Truncating Mutations in the Adhesion G Protein-Coupled Receptor G2 Gene ADGRG2 Cause an X-Linked Congenital Bilateral Absence of Vas Deferens

Abstract

In 80% of infertile men with obstructive azoospermia caused by a congenital bilateral absence of the vas deferens (CBAVD), mutations are identified in the cystic fibrosis transmembrane conductance regulator gene (CFTR). For the remaining 20%, the origin of the CBAVD is unknown. A large cohort of azoospermic men with CBAVD was retrospectively reassessed with more stringent selection criteria based on consistent clinical data, complete description of semen and reproductive excurrent ducts, extensive CFTR testing, and kidney ultrasound examination. To maximize the phenotypic prioritization, men with CBAVD and with unilateral renal agenesis were considered ineligible for the present study. We performed whole-exome sequencing on 12 CFTR-negative men with CBAVD and targeted sequencing on 14 additional individuals. We identified three protein-truncating hemizygous mutations, c.1545dupT (p.Glu516Ter), c.2845delT (p.Cys949AlafsTer81), and c.2002_2006delinsAGA (p.Leu668ArgfsTer21), in ADGRG2, encoding the epididymal- and efferent-ducts-specific adhesion G protein-coupled receptor G2, in four subjects, including two related individuals with X-linked transmission of their infertility. Previous studies have demonstrated that Adgrg2-knockout male mice develop obstructive infertility.
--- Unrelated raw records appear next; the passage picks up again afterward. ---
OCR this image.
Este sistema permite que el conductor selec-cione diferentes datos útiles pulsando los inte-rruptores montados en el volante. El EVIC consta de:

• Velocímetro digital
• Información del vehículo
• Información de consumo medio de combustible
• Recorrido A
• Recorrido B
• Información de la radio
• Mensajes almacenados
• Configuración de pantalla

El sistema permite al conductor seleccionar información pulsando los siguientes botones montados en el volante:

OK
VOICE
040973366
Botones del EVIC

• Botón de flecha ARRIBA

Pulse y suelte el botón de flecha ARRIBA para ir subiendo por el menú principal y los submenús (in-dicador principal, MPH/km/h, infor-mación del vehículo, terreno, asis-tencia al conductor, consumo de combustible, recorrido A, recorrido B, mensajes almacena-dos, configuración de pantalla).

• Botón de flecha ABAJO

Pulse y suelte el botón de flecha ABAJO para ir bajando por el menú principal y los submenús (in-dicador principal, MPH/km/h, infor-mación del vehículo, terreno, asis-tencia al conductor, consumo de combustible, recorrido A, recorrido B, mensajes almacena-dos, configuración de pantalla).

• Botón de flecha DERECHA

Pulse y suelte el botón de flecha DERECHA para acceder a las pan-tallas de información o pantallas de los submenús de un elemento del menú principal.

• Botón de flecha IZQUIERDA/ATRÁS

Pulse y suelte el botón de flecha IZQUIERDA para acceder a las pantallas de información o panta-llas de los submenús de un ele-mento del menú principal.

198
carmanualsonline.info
Our study confirms the crucial role of ADGRG2 in human male fertility and brings new insight into congenital obstructive azoospermia pathogenesis. In men with CBAVD who are CFTR-negative, ADGRG2 testing could allow for appropriate genetic counseling with regard to the X-linked transmission of the molecular defect.

Figure 1

Study Flow Chart and Genealogic Tree of the Pedigree with Two Related Individuals with CBAVD (A) Study flow chart showing the procedure for the identification of new male fertility genes from a cohort of azoospermic men with CBAVD. LoF, loss of function. (B) Genealogic tree of the two related CBAVD-affected individuals included in the cohort (II-3 and III-12, arrow). ?, probable infertility.

Figure 2

Schematic Representation of ADGRG2 Structure with the Position of the Amino Acid Changes Resulting from the Identified Truncating Mutations Like the other members of the adhesion-GPCR family, ADGRG2 is composed of a seven-transmembrane domain and a highly conserved cystein-rich motif, named the GAIN domain, containing GPS, which is the site of autoproteolytic cleavage. The ADGRG2 extracellular domain contains a serine-threonine-proline-rich region (STP). Positions of C-terminal and N-terminal epitopes recognized by the populations of polyclonal antibodies used for immunohistochemistry are indicated by yellow stars.

Figure 3

Immunohistochemical Staining of ADGRG2 in Sections of Epididymal and Efferent Ducts Obtained from a Control Individual with Non-obstructive Azoospermia and from the CBAVD-Affected Proband Carrying the p.Leu668Argfs^∗21 ADGRG2 Truncating Variant With the antibody directed against the N-terminal portion of ADGRG2, subapical staining (arrows) was observed on the control epididymal (A) and efferent (C) ducts. The same staining was observed on sections from the proband, respectively (B and D). In the control subject, staining of stereocilia and apical membrane is observed on the epididymis section (A) (arrowhead), whereas stereocilia are not stained in the proband (B) (arrowhead). With the antibody directed against the C-terminal portion of ADGRG2, positive staining was observed on the control subject at the apical level and stereocilia of cells from the epididymis (E) (arrows) or at the apical level of efferent ducts, especially in crypt-like grooves (G) (arrows). In contrast, in the CBAVD-affected proband whose mutation is predicted to delete the ADGRG2 C-terminal region, such staining was not observed on the epididymal (F) or efferent (H) ducts. Scale bars indicate 50 μm.